Mit dem verhinderten Militärputsch in der Türkei im Jahr 2016 rückte plötzlich ein ganz anderes Problem in den Mittelpunkt der Tätigkeit der Vereinigung: die Unterstützung zu Unrecht inhaftierter Richter:innen. Auch hier war Edith Zeller als Präsidentin der AEAJ ganz maßgeblich daran beteiligt, die bestehenden Richter:innenvereinigungen auf europäischer Ebene zu vernetzen, um finanzielle Mittel für die Verteidigung der betroffenen Kolleg:innen bereitzustellen oder Prozessbeobachter:innen entsenden zu können. Dieses Engagement brachte ihr Kritik in den regierungsnahen türkischen Medien ein, sie wurde dort persönlich angegriffen.

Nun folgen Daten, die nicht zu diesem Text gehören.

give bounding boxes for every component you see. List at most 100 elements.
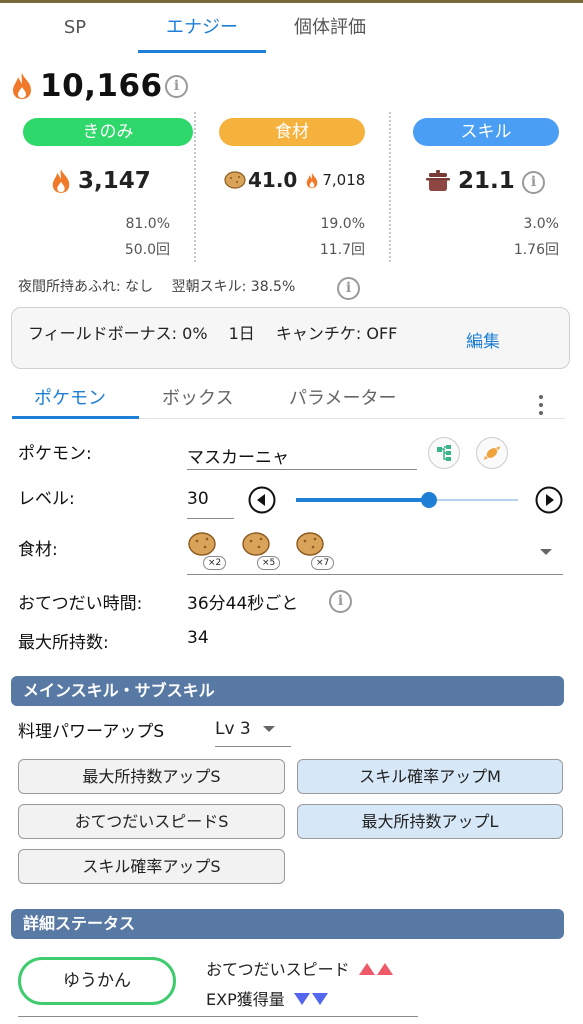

Ungeachtet dessen, hat die AEAJ während ihrer Amtszeit nie die Unterstützung der betroffenen türkischen Kolleg:innen aufgegeben.
Fast gleichzeitig mit der Krise in der Türkei begann sich die Rechtstaatskrise in EU-Staaten abzuzeichnen, zuerst in Ungarn, dann in Polen. Auf Grund ihrer vielen persönlichen Kontakte war Edith Zeller als Repräsentantin der AEAJ gefragte Ansprechperson für die EU-Kommisson und für viele Kolleg:innen aus diesen Staaten, die mit diesen Entwicklungen nicht einverstanden waren. Letztlich war Edith Zeller federführend daran beteiligt, dass 2022 die vier größten Richter:innenvereinigungen in Europa den Europäischen Rat wegen der Freigabe der finanziellen Mittel für Polen klagten, obwohl Polen die Vorgaben des EuGH zur Sicherung der Unabhängigkeit der Justiz nicht erfüllte. Das Verfahren wird voraussichtlich noch vor der Sommerpause vor dem Europäischen Gericht I. Instanz verhandelt werden.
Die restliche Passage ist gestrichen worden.